アンジニティやハザマ世界の『敵』には、異形が多い。
いつもより軽い足に、素早く振り抜けるハサミに俺は、『油断』した、『慢心』があった、
みんなを守るんだと『奮起』するあまりにその視界は酷く狭められていた。
相手が、ヒトの形をしているからといって。ヒトの言葉を話すからって。
「
あ゛っがぁ…っ!!」
それは
『弱い』というレッテルを貼るにはあまりにも不十分。
彼らは確実にヒトと異なるなにかだった。
視界に走るカラーノイズ。『怒り』『恐怖』『闘争』と『逃走』、『痛み』『恨み』『悔悟』、
どんなに駆け巡らせてももう遅い。自分の『意識』と関係なく『身体』が反応し吐き出される内容物に、
ああ、あの日何を食べたんだっけと場違いな『思考』も混ざり合って『気持ちがいい』?『気持ち悪い』。
誰かが糸を切った。まもなく意識が落ちる。
嫌だ、『嫌』だ、俺は、俺はヒーローなんだ、イバラシティの、AAAのヒーローで。
杏莉の泣きそうな目がつらい。アケビの見開かれた目が心に痛い。ミカゼ…風弥の横に裂けた瞳孔が…
やだ、いやだ、水の泡になって武器がヒトの腕に変化するのを見つめる。
それしかできない自分にまた吐き気がして。
ま だ
溺れるわけには……
見知った顔の白い手に引かれる幻覚を見た。8月12日の鰐目蛙崖を見た。だいすきだったゴーグルがこわれた日の。

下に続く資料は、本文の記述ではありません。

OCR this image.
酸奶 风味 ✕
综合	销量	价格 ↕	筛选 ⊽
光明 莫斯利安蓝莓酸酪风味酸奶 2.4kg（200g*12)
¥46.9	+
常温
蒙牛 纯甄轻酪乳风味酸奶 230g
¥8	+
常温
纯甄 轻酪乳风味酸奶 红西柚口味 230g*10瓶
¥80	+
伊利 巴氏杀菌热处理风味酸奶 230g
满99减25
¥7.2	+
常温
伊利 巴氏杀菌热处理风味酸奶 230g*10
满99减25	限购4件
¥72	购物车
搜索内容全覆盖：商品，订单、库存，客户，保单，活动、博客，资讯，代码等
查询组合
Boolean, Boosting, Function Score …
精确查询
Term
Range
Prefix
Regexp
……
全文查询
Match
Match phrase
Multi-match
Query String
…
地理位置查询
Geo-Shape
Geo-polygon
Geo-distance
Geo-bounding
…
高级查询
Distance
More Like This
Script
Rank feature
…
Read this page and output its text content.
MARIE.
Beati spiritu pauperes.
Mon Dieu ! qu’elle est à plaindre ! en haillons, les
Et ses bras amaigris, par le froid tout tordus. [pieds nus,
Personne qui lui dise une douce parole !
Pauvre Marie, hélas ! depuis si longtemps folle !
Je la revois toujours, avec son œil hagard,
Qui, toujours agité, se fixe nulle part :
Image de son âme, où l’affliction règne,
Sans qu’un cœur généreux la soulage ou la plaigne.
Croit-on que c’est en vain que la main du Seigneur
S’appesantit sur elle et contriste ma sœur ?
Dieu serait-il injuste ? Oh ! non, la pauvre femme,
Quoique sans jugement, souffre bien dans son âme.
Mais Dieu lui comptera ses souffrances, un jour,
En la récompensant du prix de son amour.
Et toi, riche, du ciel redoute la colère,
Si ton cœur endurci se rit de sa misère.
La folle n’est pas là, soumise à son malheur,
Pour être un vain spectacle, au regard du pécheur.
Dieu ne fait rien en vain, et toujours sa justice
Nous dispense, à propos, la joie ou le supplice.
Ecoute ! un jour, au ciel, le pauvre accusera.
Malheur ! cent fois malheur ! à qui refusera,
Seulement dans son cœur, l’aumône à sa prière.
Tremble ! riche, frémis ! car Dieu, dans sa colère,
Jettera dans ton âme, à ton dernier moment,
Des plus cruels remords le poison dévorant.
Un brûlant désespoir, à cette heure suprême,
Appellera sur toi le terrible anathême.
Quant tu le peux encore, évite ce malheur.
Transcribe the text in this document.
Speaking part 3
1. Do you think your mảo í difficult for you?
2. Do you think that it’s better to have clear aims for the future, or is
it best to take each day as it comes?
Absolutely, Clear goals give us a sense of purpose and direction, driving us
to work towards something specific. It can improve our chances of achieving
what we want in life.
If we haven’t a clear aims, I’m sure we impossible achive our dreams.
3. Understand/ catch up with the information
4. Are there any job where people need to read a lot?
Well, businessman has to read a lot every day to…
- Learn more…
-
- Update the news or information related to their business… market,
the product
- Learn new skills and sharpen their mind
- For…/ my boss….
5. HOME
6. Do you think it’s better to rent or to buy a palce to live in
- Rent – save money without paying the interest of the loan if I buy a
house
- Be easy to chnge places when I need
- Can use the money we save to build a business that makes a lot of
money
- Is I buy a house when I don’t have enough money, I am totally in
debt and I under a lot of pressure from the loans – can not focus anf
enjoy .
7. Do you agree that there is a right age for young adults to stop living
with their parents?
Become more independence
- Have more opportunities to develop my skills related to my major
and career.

目を覚ますまでそう時間はかからなかった。肩まで乱雑に伸びた髪が揺れる。
海老原 有一
えびわら ありひと。
《プールサイドヒーロー》のいつもの姿。
身体能力は通常の成人男性と変わらず、この状態でのハザマ戦闘は無力に等しい。
何を『思って』いいか分からない。1が強化されれば、同じく0も強化されるらしい。
今起きていることを冷静に受け止める以外に何ができよう。
あの一撃で、俺は腹部をめちゃくちゃにされた…はずだ。けれどこうして意識があり話せている。
それだけで十分。
めまいと頭痛まで『強化』されなかったのは幸いだ。けれど、2回目はどうか。
適当な水場で口をゆすぐと、口の中にからりと硬いものが入っていることに気づく。
銀色の層が渦を巻いて重なり、泡のようなきらめきが点々と散りばめられた石。
…恐らく、ネクタイト。でも。俺の《キチンハート》のネクタイトは、ロードナイトだ。
それは朧げな根拠しかない、『自信』だが。推定するに、二つ目の異能だろう。
戦いには不向き、自分に使うことも不可能なネクタイトだが…何かしらの使い道はあるだろうか。
後でアケビとイクコに見せてみよう。
俺が今やるべき事は、
イバラシティの平和を守ること。『敵』に立ち向かう事。
つまり。この拳を握りしめて。心臓を無理やり叩き起こせ。『器械的』?それでいい。
ヒーローは、そう簡単には死ねない。
「心の殻を……」
「打ち破れ!!!!」
コンシャアゲート
海老原 有一のネクタイトの一種。
効果は《水中呼吸》。水質を問わず無制限に呼吸できるが、毒性に身体が耐えられるか否かは無視される。
8月12日の誕生石といわれる。